Howard Ma: Great. Thanks. And impressive results. I have a question first for Sanjay. Sanjay, if you were to dissect the outperformance in the quarter, I guess between the general spending environment maybe improving, it looks like it might be an in secular tailwind of a consolidating or increasing infrastructure and security budget. That versus your own internal execution, so new product initiatives and go-to-market execution. And I understand it might be hard to separate the internal from external. But if you were to force the stack rank, the internal versus external, I’m curious what your thoughts would be.
Sanjay Mirchandani: Well, I would say it’s probably 75% for this quarter that passed, 75% internal. And I would say that because really, Howard, Gary touched on this. Our own business transformation, moving our install base of customers and our new customers into a more routable format as well as a subscription-oriented format is actually working. Our subscription renewal tailwind is kicking in. So the stuff that was a headwind for us two, three years ago is actually becoming a nice tailwind. And this last quarter was testimony to that. We’ve also been, we’ve talked about our execution internally, really aligning our sales force, our marketing campaigns, our demand generation campaigns, all the things that you’d expect to avail of the opportunity in front of us around cyber.

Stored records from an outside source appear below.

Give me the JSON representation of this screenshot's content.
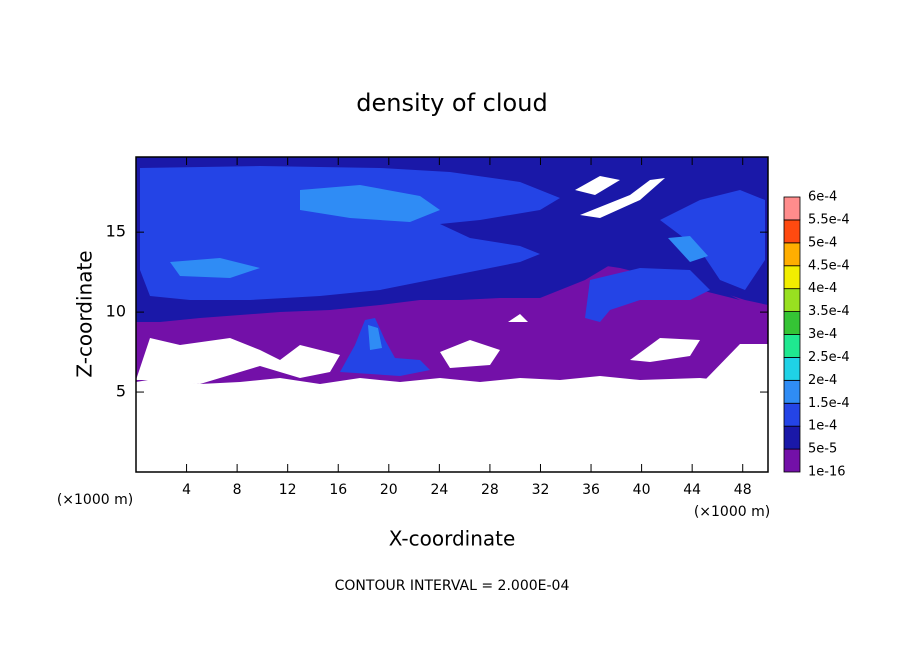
{
  "chart_data": {
    "type": "contour",
    "title": "density of cloud",
    "x_label": "X-coordinate",
    "y_label": "Z-coordinate",
    "x_unit_label": "(×1000 m)",
    "y_unit_label": "(×1000 m)",
    "footnote": "CONTOUR INTERVAL = 2.000E-04",
    "xlim": [
      0,
      50
    ],
    "xticks": [
      4,
      8,
      12,
      16,
      20,
      24,
      28,
      32,
      36,
      40,
      44,
      48
    ],
    "ylim": [
      0,
      19.7
    ],
    "yticks": [
      5,
      10,
      15
    ],
    "colorbar": {
      "levels": [
        1e-16,
        {
          "value": 5e-05,
          "label": "5e-5"
        },
        {
          "value": 0.0001,
          "label": "1e-4"
        },
        {
          "value": 0.00015,
          "label": "1.5e-4"
        },
        {
          "value": 0.0002,
          "label": "2e-4"
        },
        {
          "value": 0.00025,
          "label": "2.5e-4"
        },
        {
          "value": 0.0003,
          "label": "3e-4"
        },
        {
          "value": 0.00035,
          "label": "3.5e-4"
        },
        {
          "value": 0.0004,
          "label": "4e-4"
        },
        {
          "value": 0.00045,
          "label": "4.5e-4"
        },
        {
          "value": 0.0005,
          "label": "5e-4"
        },
        {
          "value": 0.00055,
          "label": "5.5e-4"
        },
        {
          "value": 0.0006,
          "label": "6e-4"
        }
      ],
      "colors": [
        "#7310a8",
        "#1a18a8",
        "#2444e6",
        "#2f8cf5",
        "#1fd2e6",
        "#1fe890",
        "#35c435",
        "#98e020",
        "#f2ee00",
        "#ffae00",
        "#ff4a10",
        "#ff8c8c"
      ]
    }
  }
}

So that’s kicking in nicely as well. And green shoots on some of the demand we’re seeing on cyber resilience. And the third is the new platform, the platform, the actual Commvault Cloud-powered by Metallic AI platform that we’re seeding into customers at this point. Technologies like cleanroom [ph] recovery are really beginning to get customers’ attention. So if you, not perfect math, but I’d say 75% of what we’re seeing is a combination of what we’re doing and good execution alongside the fact that we’re solving the problem externally. We’re solving a really hard problem for customers. Cyber threats are real, and what we’re able to do for them is meaningful.

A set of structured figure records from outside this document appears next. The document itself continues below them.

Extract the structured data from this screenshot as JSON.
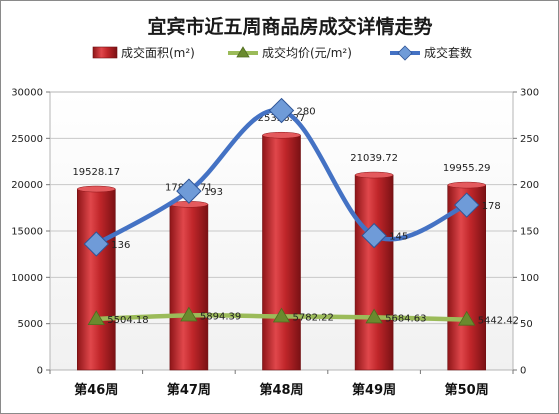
{
  "chart_data": {
    "type": "bar",
    "title": "宜宾市近五周商品房成交详情走势",
    "categories": [
      "第46周",
      "第47周",
      "第48周",
      "第49周",
      "第50周"
    ],
    "series": [
      {
        "name": "成交面积(m²)",
        "type": "bar",
        "axis": "left",
        "color": "#c0262a",
        "values": [
          19528.17,
          17880.71,
          25336.27,
          21039.72,
          19955.29
        ],
        "labels": [
          "19528.17",
          "17880.71",
          "25336.27",
          "21039.72",
          "19955.29"
        ]
      },
      {
        "name": "成交均价(元/m²)",
        "type": "line",
        "axis": "left",
        "color": "#9bbb59",
        "values": [
          5504.18,
          5894.39,
          5782.22,
          5684.63,
          5442.42
        ],
        "labels": [
          "5504.18",
          "5894.39",
          "5782.22",
          "5684.63",
          "5442.42"
        ]
      },
      {
        "name": "成交套数",
        "type": "line",
        "axis": "right",
        "color": "#4f81bd",
        "values": [
          136,
          193,
          280,
          145,
          178
        ],
        "labels": [
          "136",
          "193",
          "280",
          "145",
          "178"
        ]
      }
    ],
    "left_axis": {
      "min": 0,
      "max": 30000,
      "step": 5000,
      "ticks": [
        "0",
        "5000",
        "10000",
        "15000",
        "20000",
        "25000",
        "30000"
      ]
    },
    "right_axis": {
      "min": 0,
      "max": 300,
      "step": 50,
      "ticks": [
        "0",
        "50",
        "100",
        "150",
        "200",
        "250",
        "300"
      ]
    },
    "grid": true,
    "legend_position": "top"
  }
}
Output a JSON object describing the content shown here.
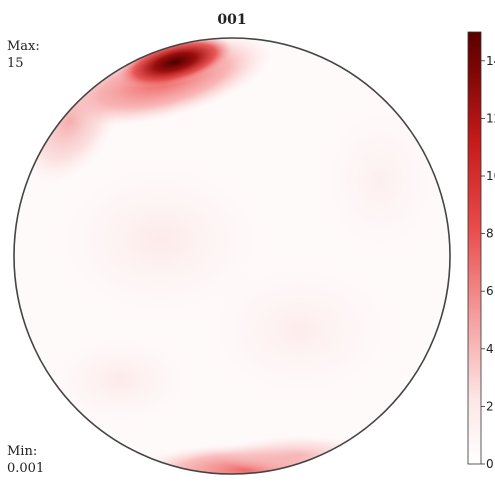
{
  "chart_data": {
    "type": "heatmap",
    "title": "001",
    "max_label": "Max:",
    "max_value": "15",
    "min_label": "Min:",
    "min_value": "0.001",
    "colorbar": {
      "range": [
        0,
        15
      ],
      "ticks": [
        "0",
        "2",
        "4",
        "6",
        "8",
        "10",
        "12",
        "14"
      ],
      "colors": [
        "#ffffff",
        "#fde6e6",
        "#f59a9a",
        "#e84a4a",
        "#c41a1a",
        "#7a0505",
        "#5c0000"
      ]
    }
  }
}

Howard Ma: Okay, that’s really good color, and thank you for quantifying that, Sanjay. I have a follow-up for Gary. Gary, with the recent launch of Commvault Cloud and these new security bundles, can you give us some numbers around initial traction in cross-selling these security modules to existing customers as well as adoption by net new logos? Thanks.

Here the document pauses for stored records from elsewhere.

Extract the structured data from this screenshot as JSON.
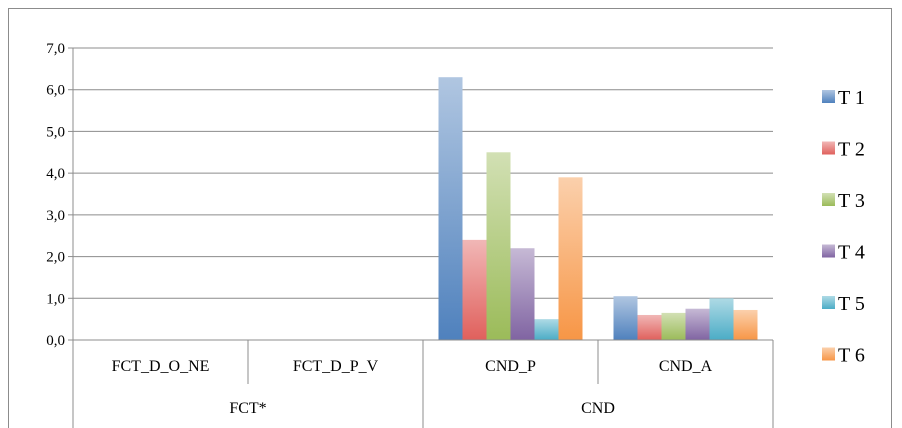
{
  "chart_data": {
    "type": "bar",
    "title": "",
    "xlabel": "",
    "ylabel": "",
    "ylim": [
      0,
      7
    ],
    "yticks": [
      "0,0",
      "1,0",
      "2,0",
      "3,0",
      "4,0",
      "5,0",
      "6,0",
      "7,0"
    ],
    "grid": "horizontal",
    "legend_position": "right",
    "categories": [
      "FCT_D_O_NE",
      "FCT_D_P_V",
      "CND_P",
      "CND_A"
    ],
    "groups": [
      {
        "label": "FCT*",
        "categories": [
          "FCT_D_O_NE",
          "FCT_D_P_V"
        ]
      },
      {
        "label": "CND",
        "categories": [
          "CND_P",
          "CND_A"
        ]
      }
    ],
    "series": [
      {
        "name": "T 1",
        "color": "#4f81bd",
        "values": [
          0,
          0,
          6.3,
          1.05
        ]
      },
      {
        "name": "T 2",
        "color": "#e0605c",
        "values": [
          0,
          0,
          2.4,
          0.6
        ]
      },
      {
        "name": "T 3",
        "color": "#9bbb59",
        "values": [
          0,
          0,
          4.5,
          0.65
        ]
      },
      {
        "name": "T 4",
        "color": "#8064a2",
        "values": [
          0,
          0,
          2.2,
          0.75
        ]
      },
      {
        "name": "T 5",
        "color": "#4bacc6",
        "values": [
          0,
          0,
          0.5,
          1.0
        ]
      },
      {
        "name": "T 6",
        "color": "#f79646",
        "values": [
          0,
          0,
          3.9,
          0.72
        ]
      }
    ]
  }
}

Gary Merrill: Yes, good morning, Howard. I’d like to help begin this morning. So a couple things is, as you know, our announcements related to our new platform, Commvault Cloud just hit the market just a couple months ago, okay? So where we’re focused now is on demand gen. So in starting to see some of the early benefits that we start to see in our pipeline and in the funnel that we’re creating, that’s also reflected in our Q4 outlook, okay? What this will do is it’s going to give us an amazing opportunity for expansion as well. None of that is reflective in our results for Q3. So our results in Q3, as Sanjay said, was about executing against the pipeline. We had strong close rates that accelerated quarter-on-quarter. And what we’re seeing now is building that demand gen for next fiscal year and the ability to cross out through our install base.
We finally have a platform that makes the buying process for customers easy between software and SaaS and facilitates that expansion opportunity to go from our foundational model that we have today all the way through the cyber resilience offering that we’ve announced.